Kevin Hickerson has taught in Fairfax County Public Schools for a decade, but this year is the first he's realized he may need to change careers if he wants to continue to live here and make ends meet.
The special education teacher at Chantilly High School was one of 11 speakers at a school board budget hearing Tuesday, many of whom asked board members to better compensate teachers and other employees before the system loses its edge — and their educators — to other jurisdictions.
The issue is one Superintendent Jack Dale highlighted earlier this month in his $2.5 billion budget proposal for Fiscal Year 2014, a spending plan $62.7 million larger than last year's budget but one that also hinges on a 5.5 percent increase ($92.4 million) in funding from the Fairfax County Board of Supervisors.
Tuesday's hearing came in advance of the board's advertised budget work session Thursday. The board will adopt the advertised budget Feb. 7, at which point it will advance to county supervisors.
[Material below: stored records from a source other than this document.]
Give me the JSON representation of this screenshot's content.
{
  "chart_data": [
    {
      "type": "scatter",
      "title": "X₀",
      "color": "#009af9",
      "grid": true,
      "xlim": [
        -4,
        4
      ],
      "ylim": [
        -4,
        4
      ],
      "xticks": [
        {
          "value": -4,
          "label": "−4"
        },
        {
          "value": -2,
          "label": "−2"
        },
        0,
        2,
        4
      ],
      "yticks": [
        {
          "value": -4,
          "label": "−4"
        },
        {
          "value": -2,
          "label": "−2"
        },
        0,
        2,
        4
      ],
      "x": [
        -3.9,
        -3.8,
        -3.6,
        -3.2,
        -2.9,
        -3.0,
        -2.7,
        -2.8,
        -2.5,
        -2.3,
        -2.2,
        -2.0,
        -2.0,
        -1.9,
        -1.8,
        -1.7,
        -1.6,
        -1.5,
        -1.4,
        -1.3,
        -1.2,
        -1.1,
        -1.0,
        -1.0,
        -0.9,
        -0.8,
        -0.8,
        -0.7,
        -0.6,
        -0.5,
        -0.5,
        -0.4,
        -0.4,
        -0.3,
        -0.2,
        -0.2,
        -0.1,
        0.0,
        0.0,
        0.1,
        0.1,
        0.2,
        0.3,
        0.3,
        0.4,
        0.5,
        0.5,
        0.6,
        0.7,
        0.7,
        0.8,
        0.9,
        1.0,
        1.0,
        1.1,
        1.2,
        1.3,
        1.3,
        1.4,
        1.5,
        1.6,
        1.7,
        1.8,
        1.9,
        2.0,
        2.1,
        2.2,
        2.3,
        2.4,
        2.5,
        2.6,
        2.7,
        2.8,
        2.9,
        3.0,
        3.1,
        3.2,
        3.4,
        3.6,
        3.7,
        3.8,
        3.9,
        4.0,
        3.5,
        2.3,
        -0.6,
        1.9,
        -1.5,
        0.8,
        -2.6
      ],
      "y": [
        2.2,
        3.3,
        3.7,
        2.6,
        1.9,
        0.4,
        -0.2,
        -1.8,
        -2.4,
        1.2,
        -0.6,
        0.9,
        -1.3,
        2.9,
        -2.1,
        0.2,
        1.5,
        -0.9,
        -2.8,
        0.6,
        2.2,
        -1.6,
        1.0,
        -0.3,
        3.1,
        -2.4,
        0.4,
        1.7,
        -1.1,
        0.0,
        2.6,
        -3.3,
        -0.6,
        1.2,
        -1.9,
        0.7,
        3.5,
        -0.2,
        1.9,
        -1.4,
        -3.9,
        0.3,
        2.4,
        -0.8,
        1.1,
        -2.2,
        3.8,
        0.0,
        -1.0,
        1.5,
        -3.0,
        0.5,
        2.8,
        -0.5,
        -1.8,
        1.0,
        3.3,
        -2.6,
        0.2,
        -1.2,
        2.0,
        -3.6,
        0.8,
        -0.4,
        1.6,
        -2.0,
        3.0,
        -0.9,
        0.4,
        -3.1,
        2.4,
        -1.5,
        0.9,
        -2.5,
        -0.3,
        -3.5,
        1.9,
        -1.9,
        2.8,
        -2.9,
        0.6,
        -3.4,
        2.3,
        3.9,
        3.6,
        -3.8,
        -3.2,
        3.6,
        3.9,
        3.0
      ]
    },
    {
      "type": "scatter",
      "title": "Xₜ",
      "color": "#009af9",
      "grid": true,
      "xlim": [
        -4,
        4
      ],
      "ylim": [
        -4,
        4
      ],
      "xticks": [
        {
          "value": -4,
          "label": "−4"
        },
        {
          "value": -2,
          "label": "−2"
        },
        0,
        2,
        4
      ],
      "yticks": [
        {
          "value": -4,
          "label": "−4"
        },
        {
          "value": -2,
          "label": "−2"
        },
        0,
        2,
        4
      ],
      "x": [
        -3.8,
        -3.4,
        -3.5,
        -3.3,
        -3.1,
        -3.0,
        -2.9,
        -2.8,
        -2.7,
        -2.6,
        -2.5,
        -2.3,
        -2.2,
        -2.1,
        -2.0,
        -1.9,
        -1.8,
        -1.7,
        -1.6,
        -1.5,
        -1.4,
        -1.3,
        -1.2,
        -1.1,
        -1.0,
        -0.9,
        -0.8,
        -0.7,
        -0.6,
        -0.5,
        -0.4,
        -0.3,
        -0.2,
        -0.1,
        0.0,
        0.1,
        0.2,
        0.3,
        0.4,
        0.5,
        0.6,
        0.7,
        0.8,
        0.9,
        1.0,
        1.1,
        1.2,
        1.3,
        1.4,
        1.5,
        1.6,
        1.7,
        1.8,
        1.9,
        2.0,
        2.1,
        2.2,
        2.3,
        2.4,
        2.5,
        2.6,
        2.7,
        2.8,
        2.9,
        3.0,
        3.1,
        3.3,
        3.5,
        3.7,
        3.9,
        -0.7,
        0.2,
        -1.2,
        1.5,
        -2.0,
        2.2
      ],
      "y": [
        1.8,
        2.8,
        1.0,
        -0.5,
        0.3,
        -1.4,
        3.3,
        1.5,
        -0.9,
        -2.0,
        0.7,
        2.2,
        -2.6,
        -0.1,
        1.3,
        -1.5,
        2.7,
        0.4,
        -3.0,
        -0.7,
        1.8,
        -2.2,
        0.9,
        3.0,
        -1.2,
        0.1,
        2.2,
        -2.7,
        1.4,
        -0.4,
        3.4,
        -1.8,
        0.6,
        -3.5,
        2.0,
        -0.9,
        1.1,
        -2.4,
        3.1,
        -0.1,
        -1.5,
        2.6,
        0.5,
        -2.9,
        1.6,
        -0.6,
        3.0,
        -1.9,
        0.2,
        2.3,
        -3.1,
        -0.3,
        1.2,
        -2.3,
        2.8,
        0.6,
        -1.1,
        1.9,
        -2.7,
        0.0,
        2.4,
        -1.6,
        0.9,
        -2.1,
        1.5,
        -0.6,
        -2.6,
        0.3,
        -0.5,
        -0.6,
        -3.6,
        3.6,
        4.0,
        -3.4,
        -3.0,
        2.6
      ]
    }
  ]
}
Though compensation makes up about 88 percent of Dale's budget, the plan only calls for a 1 percent market scale adjustment for all teachers next year; it lacks step increases or other potential raises officials had considered in a fiscal forecast last fall.
The adjustment, which will cost about $18.9 million, isn’t enough to keep Fairfax from lagging behind neighboring jurisdictions in teacher salaries. Speakers like Hickerson said in reality, teachers face an even bleaker picture than those comparisons paint, because take-home pay — after accounting for benefits and increasing contributions to state and county retirement systems — is much lower.
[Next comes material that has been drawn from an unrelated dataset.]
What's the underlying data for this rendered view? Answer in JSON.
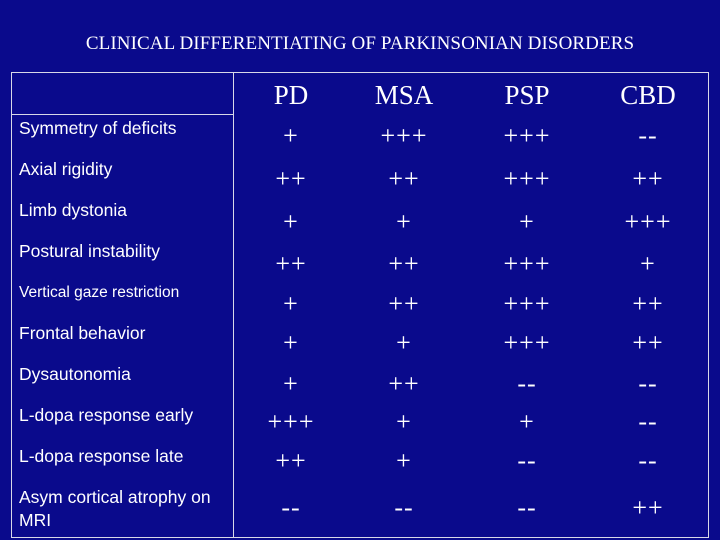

"I always thought I could overcome it but this is the first year the fiscal burdens would outweigh what it is to be an employee here," Hickerson said.
To afford a two-bedroom apartment, a county resident's annual income needs to be about $60,000, Fairfax Education Association President Michael Hairston said — "well above the means of thousands of FCPS employees."
"Over and over the issues that surface most often are respect and workload. What do these have to do with the budget? Everything. If you respect the work that someone does, you compensate them fairly for their work," Hairston said. "For a high-performing system such as this... this is unacceptable."
Fairfax County Federation of Teachers President Steve Greenburg asked the $6.5 million earmarked by Dale for extra teacher time — which amounts to one additional day at the end of the year — instead be distributed across all employees' salaries.
He also suggested strategies like mid-year step increases, among others, as a way to help the issue.
Some speakers detailed the struggles faced by other system employees, like custodians, bus drivers and food service workers.
FEA's Angela Almond said 350 such employees are not making a living wage.
Cornelius Streeter, an FCPS building supervisor, said the board but those positions have yet to be filled.
And while support employees "might not teach the children, if not for us, teaching would be next to impossible," Almond added.
Other issues speakers addressed included eliminating Monday early dismissal for elementary school students, later start times and the role and function of the system's annual budget as a whole.
Advocate Michele Menapace said "the budget has become a policy-setting and decision-making document rather than a means to implement long-range, well-developed plans debated by this board and the public."
"Strategic governance is not strategic planning," she continued. "Monitoring reports provide an assessment of work accomplished during a monitoring period. They do not guide multi-year plans of program development or related budgetary impacts. Essentially, the public knows where you've been, but has no idea where FCPS is going."